I was only 40 years old when I interviewed 25 years ago this month to jumpstart demand-driven economic and cultural development for Durham, North Carolina, where I still live, though long retired.
H.C. Cranford, a retired PR executive for Blue Cross-Blue Shield of North Carolina, was the chairman of the governing board that brought me on board as CEO.
He gave me advice never to let the font size in DCVB’s publications and other marketing materials go under a certain size.
We affectionately called it “geezer type” and made it a policy. Although it would be nearly another decade before I had to wear glasses, it made sense to me. It was just good marketing, and H.C. loved the term.
H.C. was a true southern gentleman who had been inducted into the North Carolina Public Relations Hall of Fame the year I arrived. Born in Mobile, Alabama, he had a soft accent that reminded me of Lindsey Nelson, a Tennessean who called Notre Dame football games in the 1960s as well as the famous 1969 World Series.
Mr. Cranford passed away five years before I retired but there isn’t a day he doesn’t cross my mind with a smile because increasingly I am aware of how unfriendly some type sizes are.
In fact, Nielsen reported recently in a paper entitled Respecting Elders Is Good Manners, But Better Business that this problem will only become more significant for retailers, manufacturers and marketers.
According to the World Health Organization, the over 60 market will grow to 2 billion people worldwide by 2050, just a bit more than three decades from now.
I already find that product and clothing labels and the fonts on some smartphone apps such as USA Today (which for some reason does not respond to enlargement) difficult to read at certain times of the day or in certain lighting.
Because I have my eyes checked by an Ophthalmologist at Duke Eye Center once a year and wear glasses, I know this is pretty normal.

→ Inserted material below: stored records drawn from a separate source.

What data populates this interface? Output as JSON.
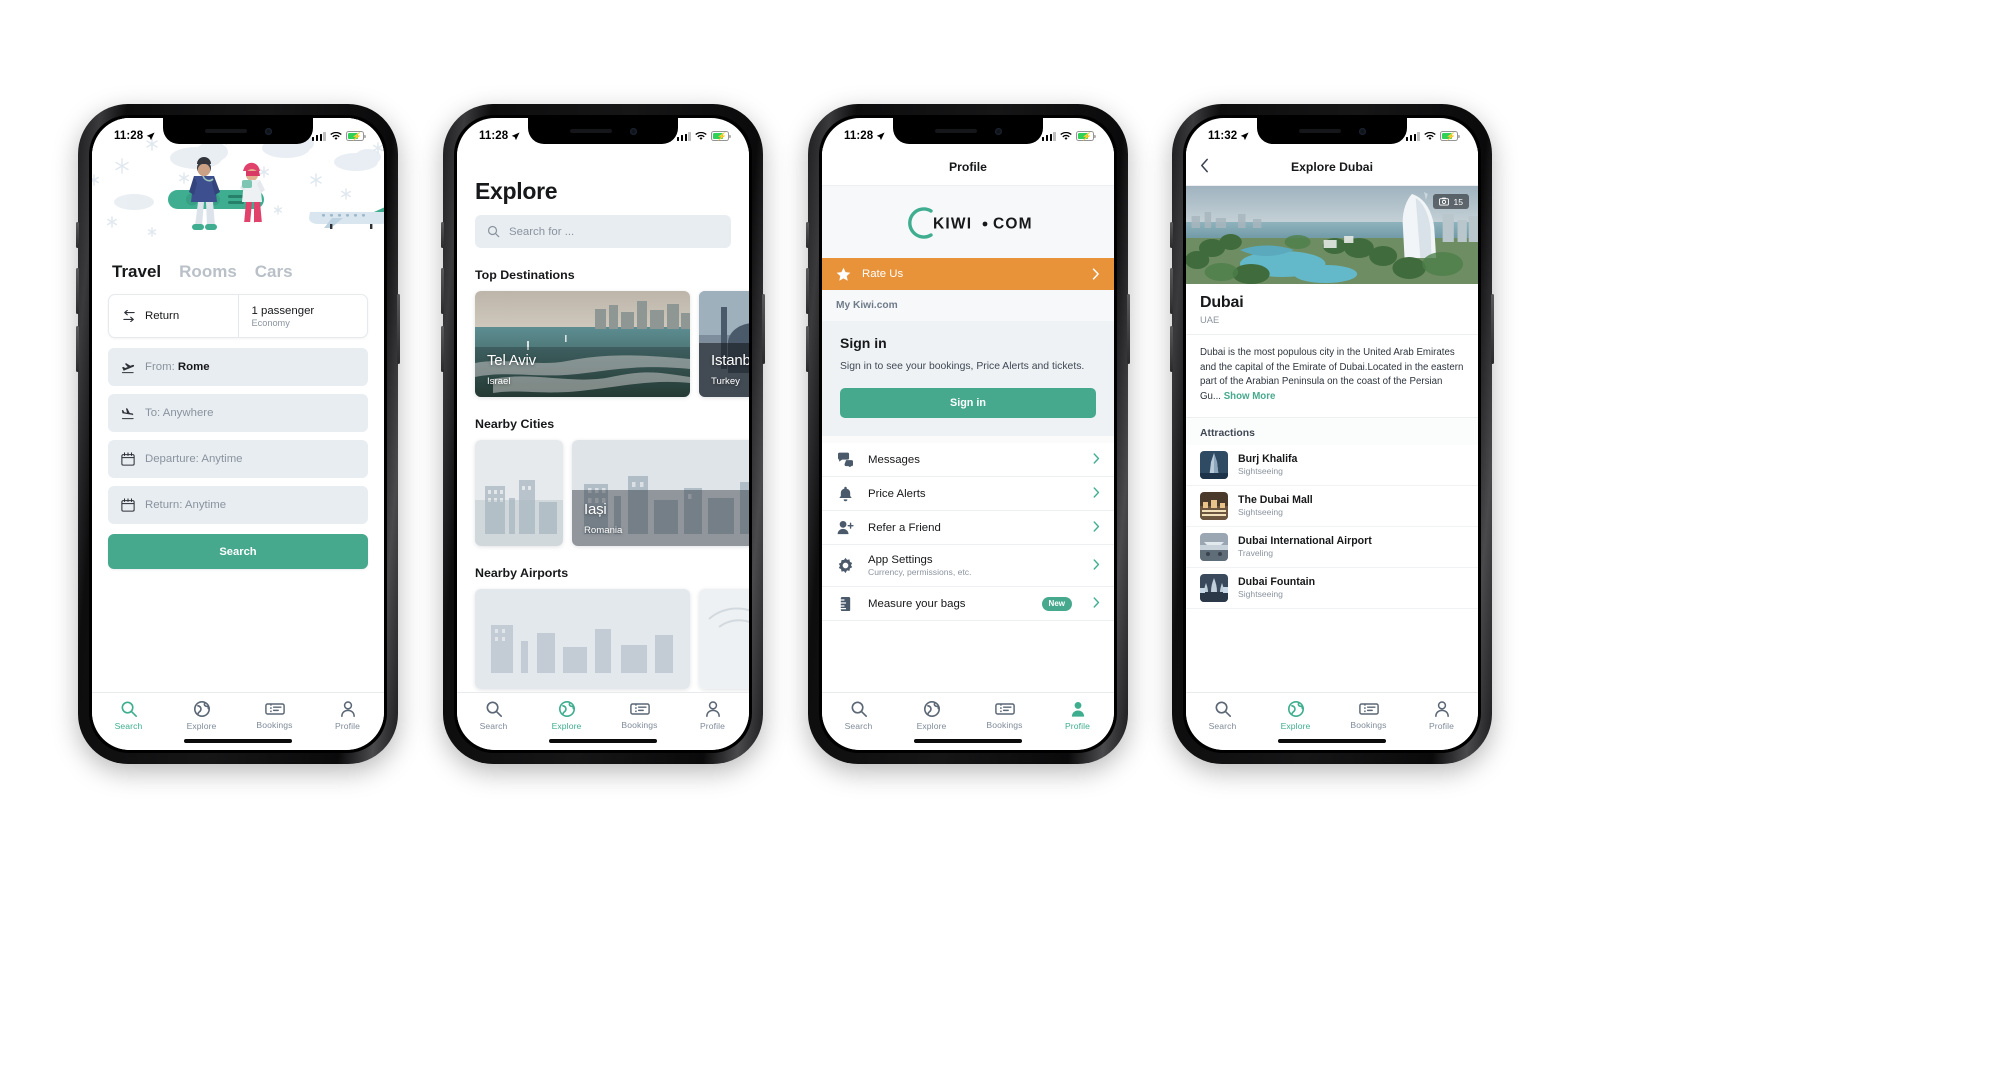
{
  "phones": [
    {
      "id": "search",
      "status": {
        "time": "11:28",
        "location_arrow": "location-arrow-icon"
      },
      "tabs": [
        {
          "label": "Travel",
          "active": true
        },
        {
          "label": "Rooms",
          "active": false
        },
        {
          "label": "Cars",
          "active": false
        }
      ],
      "trip_type": "Return",
      "passengers": "1 passenger",
      "cabin": "Economy",
      "fields": [
        {
          "icon": "takeoff-icon",
          "label": "From:",
          "value": "Rome"
        },
        {
          "icon": "landing-icon",
          "label": "To:",
          "value": "Anywhere"
        },
        {
          "icon": "calendar-icon",
          "label": "Departure:",
          "value": "Anytime"
        },
        {
          "icon": "calendar-icon",
          "label": "Return:",
          "value": "Anytime"
        }
      ],
      "search_button": "Search",
      "tabbar": [
        {
          "label": "Search",
          "icon": "search-icon",
          "active": true
        },
        {
          "label": "Explore",
          "icon": "globe-icon",
          "active": false
        },
        {
          "label": "Bookings",
          "icon": "ticket-icon",
          "active": false
        },
        {
          "label": "Profile",
          "icon": "person-icon",
          "active": false
        }
      ]
    },
    {
      "id": "explore",
      "status": {
        "time": "11:28"
      },
      "title": "Explore",
      "search_placeholder": "Search for ...",
      "sections": [
        {
          "heading": "Top Destinations",
          "cards": [
            {
              "name": "Tel Aviv",
              "country": "Israel"
            },
            {
              "name": "Istanbul",
              "country": "Turkey"
            }
          ]
        },
        {
          "heading": "Nearby Cities",
          "cards": [
            {
              "name": "",
              "country": ""
            },
            {
              "name": "Iași",
              "country": "Romania"
            }
          ]
        },
        {
          "heading": "Nearby Airports",
          "cards": [
            {
              "name": "",
              "country": ""
            },
            {
              "name": "",
              "country": ""
            }
          ]
        }
      ],
      "tabbar": [
        {
          "label": "Search",
          "icon": "search-icon",
          "active": false
        },
        {
          "label": "Explore",
          "icon": "globe-icon",
          "active": true
        },
        {
          "label": "Bookings",
          "icon": "ticket-icon",
          "active": false
        },
        {
          "label": "Profile",
          "icon": "person-icon",
          "active": false
        }
      ]
    },
    {
      "id": "profile",
      "status": {
        "time": "11:28"
      },
      "navbar_title": "Profile",
      "logo": "KIWI·COM",
      "rate_us": "Rate Us",
      "section_label": "My Kiwi.com",
      "signin": {
        "title": "Sign in",
        "body": "Sign in to see your bookings, Price Alerts and tickets.",
        "button": "Sign in"
      },
      "menu": [
        {
          "label": "Messages",
          "sub": "",
          "icon": "chat-icon",
          "badge": ""
        },
        {
          "label": "Price Alerts",
          "sub": "",
          "icon": "bell-icon",
          "badge": ""
        },
        {
          "label": "Refer a Friend",
          "sub": "",
          "icon": "person-add-icon",
          "badge": ""
        },
        {
          "label": "App Settings",
          "sub": "Currency, permissions, etc.",
          "icon": "gear-icon",
          "badge": ""
        },
        {
          "label": "Measure your bags",
          "sub": "",
          "icon": "ruler-icon",
          "badge": "New"
        }
      ],
      "tabbar": [
        {
          "label": "Search",
          "icon": "search-icon",
          "active": false
        },
        {
          "label": "Explore",
          "icon": "globe-icon",
          "active": false
        },
        {
          "label": "Bookings",
          "icon": "ticket-icon",
          "active": false
        },
        {
          "label": "Profile",
          "icon": "person-icon",
          "active": true
        }
      ]
    },
    {
      "id": "dubai",
      "status": {
        "time": "11:32"
      },
      "navbar_title": "Explore Dubai",
      "photo_count": "15",
      "city": "Dubai",
      "country": "UAE",
      "description": "Dubai is the most populous city in the United Arab Emirates and the capital of the Emirate of Dubai.Located in the eastern part of the Arabian Peninsula on the coast of the Persian Gu...",
      "show_more": "Show More",
      "attractions_heading": "Attractions",
      "attractions": [
        {
          "name": "Burj Khalifa",
          "category": "Sightseeing"
        },
        {
          "name": "The Dubai Mall",
          "category": "Sightseeing"
        },
        {
          "name": "Dubai International Airport",
          "category": "Traveling"
        },
        {
          "name": "Dubai Fountain",
          "category": "Sightseeing"
        }
      ],
      "tabbar": [
        {
          "label": "Search",
          "icon": "search-icon",
          "active": false
        },
        {
          "label": "Explore",
          "icon": "globe-icon",
          "active": true
        },
        {
          "label": "Bookings",
          "icon": "ticket-icon",
          "active": false
        },
        {
          "label": "Profile",
          "icon": "person-icon",
          "active": false
        }
      ]
    }
  ],
  "colors": {
    "brand_green": "#46a98d",
    "accent_orange": "#e8933a",
    "text_dark": "#17181a",
    "text_muted": "#8b949f",
    "field_bg": "#e8edf2"
  }
}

According to strategists at A.T. Kearney, the over 60 market is projected to spend $15 trillion annually by the end of this decade. That’s a lot of consumer consumers and buying power to leave behind due to type that is too small to be read.
By the way, 12 point type size and above, depending on the font, is what is readable for “geezers.” These days, I’d argue for 14 point type size, and I can imagine H.C. nodding approval.